The avg request is 0.3ms on ab so this is definitely the bottleneck.

https://github.com/CloudFundoo/ApacheBench-ab/blob/master/ab.c#L1206

It looks like ab has everything inlined in C, I'm not sure if this isn't just because of raw code performance. Does every other HTTP client have this advantage over vibe.d? I'd love to see another example of a more complete client being compared

Re: requestHTTP performance

On Sun, 09 Aug 2015 19:10:23 GMT, Etienne Cimon wrote:

Which libasync version did you use for this?

I am using vibe-d-0.7.24-rc.2 and dub.selections.json file reports libasync at 0.7.5.

$ cat dub.selections.json
{
	"fileVersion": 1,
	"versions": {
		"memutils": "0.4.1",
		"vibe-d": "0.7.24-rc.2",
		"libevent": "2.0.1+2.0.16",
		"openssl": "1.1.4+1.0.1g",
		"libev": "5.0.0+4.04",
		"libasync": "0.7.5"
	}
}

$ uname -a
Linux AW-LAPTOP 4.1.0-040100-generic #201506220235 SMP Mon Jun 22 06:36:19 UTC 2015 x86_64 x86_64 x86_64 GNU/Linux

I tried using siege and httperf. Both do not keep the connection alive.
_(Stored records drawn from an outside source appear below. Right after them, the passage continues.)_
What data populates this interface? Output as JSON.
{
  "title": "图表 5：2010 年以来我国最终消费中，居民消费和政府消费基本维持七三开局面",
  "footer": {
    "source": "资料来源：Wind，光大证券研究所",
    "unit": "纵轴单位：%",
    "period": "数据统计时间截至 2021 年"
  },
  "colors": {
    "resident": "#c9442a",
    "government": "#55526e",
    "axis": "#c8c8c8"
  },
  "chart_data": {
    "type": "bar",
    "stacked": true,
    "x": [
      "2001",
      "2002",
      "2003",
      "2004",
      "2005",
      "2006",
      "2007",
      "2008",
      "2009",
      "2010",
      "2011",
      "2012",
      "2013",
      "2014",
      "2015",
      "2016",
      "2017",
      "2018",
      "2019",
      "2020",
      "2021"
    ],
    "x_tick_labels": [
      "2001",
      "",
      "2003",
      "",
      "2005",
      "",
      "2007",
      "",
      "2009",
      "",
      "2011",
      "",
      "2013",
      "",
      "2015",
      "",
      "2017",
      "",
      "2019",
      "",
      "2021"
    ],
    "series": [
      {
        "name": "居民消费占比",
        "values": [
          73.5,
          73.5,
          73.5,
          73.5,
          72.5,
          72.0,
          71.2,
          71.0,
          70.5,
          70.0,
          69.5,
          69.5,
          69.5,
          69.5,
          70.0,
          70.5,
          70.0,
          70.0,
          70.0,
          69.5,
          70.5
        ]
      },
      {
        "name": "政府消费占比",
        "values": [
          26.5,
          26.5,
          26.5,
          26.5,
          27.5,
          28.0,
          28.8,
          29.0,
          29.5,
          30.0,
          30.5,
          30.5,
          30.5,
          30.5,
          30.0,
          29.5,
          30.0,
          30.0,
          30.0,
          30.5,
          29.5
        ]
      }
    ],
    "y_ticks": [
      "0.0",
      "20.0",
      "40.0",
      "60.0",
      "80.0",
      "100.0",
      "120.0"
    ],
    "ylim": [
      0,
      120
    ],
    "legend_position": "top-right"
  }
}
$ siege -b -c1 'http://localhost:8090/file.txt'
** SIEGE 3.0.8
** Preparing 1 concurrent users for battle.
The server is now under siege...^C
Lifting the server siege...      done.

Transactions:		      158145 hits
Availability:		      100.00 %
Elapsed time:		       12.62 secs
Data transferred:	        1.96 MB
Response time:		        0.00 secs
Transaction rate:	    12531.30 trans/sec
Throughput:		        0.16 MB/sec
Concurrency:		        0.90
Successful transactions:      158145
Failed transactions:	           0
Longest transaction:	        0.01
Shortest transaction:	        0.00
$ httperf --port=8090 --uri=/file.txt --num-conns=5000 --num-calls=1
httperf --client=0/1 --server=localhost --port=8090 --uri=/file.txt --send-buffer=4096 --recv-buffer=16384 --num-conns=5000 --num-calls=1
httperf: warning: open file limit > FD_SETSIZE; limiting max. # of open files to FD_SETSIZE
Maximum connect burst length: 1

Total: connections 5000 requests 5000 replies 5000 test-duration 0.243 s

Connection rate: 20589.1 conn/s (0.0 ms/conn, <=1 concurrent connections)
Connection time [ms]: min 0.0 avg 0.0 max 1.1 median 0.5 stddev 0.0
Connection time [ms]: connect 0.0
Connection length [replies/conn]: 1.000

Request rate: 20589.1 req/s (0.0 ms/req)
Request size [B]: 70.0

Reply rate [replies/s]: min 0.0 avg 0.0 max 0.0 stddev 0.0 (0 samples)
Reply time [ms]: response 0.0 transfer 0.0
Reply size [B]: header 244.0 content 13.0 footer 0.0 (total 257.0)
Reply status: 1xx=0 2xx=5000 3xx=0 4xx=0 5xx=0

CPU time [s]: user 0.04 system 0.20 (user 14.8% system 84.0% total 98.8%)
Net I/O: 6574.8 KB/s (53.9*10^6 bps)

Right now, I am unsure whether it is useful to spend time on this (vs other stuff) as, I assume, the problem can only be noticed when IO is not the bottleneck, which is a case that is hard to face in practice.

But I am still willing to look further into this if you want me to.